To The Report, enhancing and facilitating citizen access to public records so as to make government officials more accountable to the voting/taxpaying citizenry is of the highest order of importance in our democratic/republican system of government and Oelslager's apparent abandonment of his "what brought me to the dance" of government effective prominence is a  step down for him notwithstanding his current high-falutin finance committee chairmanship which according to Ballotpedia has made him a behemoth campaign finance fundraiser:


Oelslager has seemed to lose his interest in things Stark County unless there some glad-handing to be done or some honor to be bestowed.

A couple of years ago, Canton City Council president Allen Schulman initiated a series of pleas for
federal and state legislators to come to Canton and weigh-in on what might be done to help Canton government with remedies for the draconian cuts in local government funding by the Kasich administration and Republican supermajority dominated Ohio General Assembly.

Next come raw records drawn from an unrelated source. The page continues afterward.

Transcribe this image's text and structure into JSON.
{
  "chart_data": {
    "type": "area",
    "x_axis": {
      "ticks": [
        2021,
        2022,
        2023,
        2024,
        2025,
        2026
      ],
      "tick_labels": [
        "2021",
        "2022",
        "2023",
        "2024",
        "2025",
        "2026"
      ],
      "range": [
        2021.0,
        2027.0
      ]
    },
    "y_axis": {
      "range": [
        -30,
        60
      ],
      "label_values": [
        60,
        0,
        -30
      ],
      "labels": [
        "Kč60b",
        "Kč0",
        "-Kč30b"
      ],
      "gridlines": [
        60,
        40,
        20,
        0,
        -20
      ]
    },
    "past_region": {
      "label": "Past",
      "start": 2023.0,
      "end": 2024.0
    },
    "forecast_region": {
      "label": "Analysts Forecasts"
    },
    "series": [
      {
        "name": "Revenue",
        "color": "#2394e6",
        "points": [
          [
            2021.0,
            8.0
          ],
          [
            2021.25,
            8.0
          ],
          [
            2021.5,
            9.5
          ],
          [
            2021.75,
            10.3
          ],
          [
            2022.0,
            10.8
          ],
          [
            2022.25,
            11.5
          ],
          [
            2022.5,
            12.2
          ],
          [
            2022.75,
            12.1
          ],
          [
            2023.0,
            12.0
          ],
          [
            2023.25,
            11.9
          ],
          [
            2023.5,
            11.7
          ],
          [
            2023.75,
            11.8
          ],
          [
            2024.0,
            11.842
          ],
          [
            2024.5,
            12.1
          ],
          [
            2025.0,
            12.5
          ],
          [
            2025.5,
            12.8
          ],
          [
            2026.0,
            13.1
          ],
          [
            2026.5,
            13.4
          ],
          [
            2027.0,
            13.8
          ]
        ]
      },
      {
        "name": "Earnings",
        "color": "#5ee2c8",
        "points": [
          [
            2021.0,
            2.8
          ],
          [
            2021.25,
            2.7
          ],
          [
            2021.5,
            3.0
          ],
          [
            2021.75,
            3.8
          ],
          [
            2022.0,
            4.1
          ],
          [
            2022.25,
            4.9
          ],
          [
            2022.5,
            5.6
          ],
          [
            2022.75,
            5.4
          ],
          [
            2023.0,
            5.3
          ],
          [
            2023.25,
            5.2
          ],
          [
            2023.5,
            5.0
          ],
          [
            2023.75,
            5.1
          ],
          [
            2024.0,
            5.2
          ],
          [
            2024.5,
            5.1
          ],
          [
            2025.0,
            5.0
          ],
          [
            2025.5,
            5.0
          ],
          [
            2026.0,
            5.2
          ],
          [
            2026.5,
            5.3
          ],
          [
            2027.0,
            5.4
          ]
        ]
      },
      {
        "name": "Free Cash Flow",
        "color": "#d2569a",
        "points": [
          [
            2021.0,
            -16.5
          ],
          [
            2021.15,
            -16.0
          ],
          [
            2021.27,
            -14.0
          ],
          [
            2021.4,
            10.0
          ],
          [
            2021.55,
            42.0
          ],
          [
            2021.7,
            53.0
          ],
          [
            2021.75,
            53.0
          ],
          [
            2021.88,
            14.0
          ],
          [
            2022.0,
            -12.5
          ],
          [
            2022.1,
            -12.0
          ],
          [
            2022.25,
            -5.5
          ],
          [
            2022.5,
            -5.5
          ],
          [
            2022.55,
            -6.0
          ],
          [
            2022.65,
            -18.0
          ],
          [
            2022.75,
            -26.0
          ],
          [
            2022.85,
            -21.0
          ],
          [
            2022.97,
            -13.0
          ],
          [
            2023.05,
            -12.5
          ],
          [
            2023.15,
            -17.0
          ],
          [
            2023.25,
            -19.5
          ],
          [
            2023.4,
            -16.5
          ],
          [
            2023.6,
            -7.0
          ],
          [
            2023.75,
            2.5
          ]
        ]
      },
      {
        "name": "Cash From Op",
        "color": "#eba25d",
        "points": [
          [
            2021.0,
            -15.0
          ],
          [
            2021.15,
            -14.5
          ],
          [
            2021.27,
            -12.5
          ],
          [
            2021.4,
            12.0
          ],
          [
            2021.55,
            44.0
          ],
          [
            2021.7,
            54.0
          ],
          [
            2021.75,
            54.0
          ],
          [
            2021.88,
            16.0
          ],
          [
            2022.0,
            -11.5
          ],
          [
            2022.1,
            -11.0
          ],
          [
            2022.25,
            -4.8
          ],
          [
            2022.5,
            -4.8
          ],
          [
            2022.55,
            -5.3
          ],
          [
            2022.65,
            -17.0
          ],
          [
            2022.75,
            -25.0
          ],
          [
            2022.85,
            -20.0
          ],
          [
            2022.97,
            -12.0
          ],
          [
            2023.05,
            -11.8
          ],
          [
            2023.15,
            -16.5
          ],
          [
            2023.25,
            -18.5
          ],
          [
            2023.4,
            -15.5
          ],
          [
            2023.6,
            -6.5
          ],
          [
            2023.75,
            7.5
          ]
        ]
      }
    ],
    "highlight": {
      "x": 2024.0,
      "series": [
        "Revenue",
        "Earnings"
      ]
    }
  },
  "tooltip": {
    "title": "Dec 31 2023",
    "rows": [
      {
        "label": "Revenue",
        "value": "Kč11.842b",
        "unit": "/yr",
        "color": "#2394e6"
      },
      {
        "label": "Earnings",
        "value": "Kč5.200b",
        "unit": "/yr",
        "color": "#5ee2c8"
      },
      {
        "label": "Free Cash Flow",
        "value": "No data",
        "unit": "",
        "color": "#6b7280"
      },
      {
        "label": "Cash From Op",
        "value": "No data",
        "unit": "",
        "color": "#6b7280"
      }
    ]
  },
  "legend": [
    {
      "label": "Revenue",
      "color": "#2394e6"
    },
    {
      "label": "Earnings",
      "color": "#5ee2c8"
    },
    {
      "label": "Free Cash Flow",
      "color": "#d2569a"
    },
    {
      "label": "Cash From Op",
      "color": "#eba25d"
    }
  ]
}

Oelslager's response:  "I'm too busy."

A sure sign that W. Scott Oelslager considers his de facto primary abode as being the "Columbus political beltway" and not Stark County, no?

Oelslager does not seem on the face of personal interaction to be excessively personally politically ambitious.

But such could be a misreading of the 31 years in the Ohio General Assembly Oleslager.

Stark County's "organized" Democrats has only been able to offer "cannon fodder" in opposition to Oelslager and he narrowly defeated "now" federal judge James Gwin in 1985.

And perhaps Oelslager has gotten the "big head" over his easy, sometimes uncontested, pathway to become one of if not the longest standing members of the Ohio General Assembly (OGA).

He and Kirk Schuring (Republican, the 49th Ohio House District) have played a version of musical chairs with one another to avoid the intended consequences of the voters in 1992 (and, to boot, it was a Republican idea as a mechanism to wrest control of the OGA from the-then dominate Vern  Riffe built Democratic majority) in voting in eight year term limits in both the House and Senate.

In the Oelslager/Schuring version of musical chairs, each gets a seat; just a different seat and thereby defying the intent of Ohio voters.


Moreover, it is said by some that early on in his political career—as a follow on to his being an aide to the-then Congressman Ralph Regula, his ambition was to be the successor to Regula as congressman from the old 16th District that included all of Stark County.

It is further said that he got so brazen in his quest as manifested in suggestions that Ralph retire that he annoyed Regula's wife Mary to the degree that he, Oleslager, was pushed out of the Regula inner circle.

The SCPR recently asked son Richard Regula (now a Stark County commissioner) about the Oelslager/Regula contention and he denied that such was the case.

Nonetheless, The Report's sources are of such a quality that the Richard Regula denial is taken as a politically correct thing to do.

The political playing around with fundamental citizen rights such as a meaningful and easily accessible public records as a basis to hold elected officeholders and appointed government officials accountable is a primary ingredient in the growing disaffection, disrespect and disregard that many Ohioans/Stark Countians have towards government these days.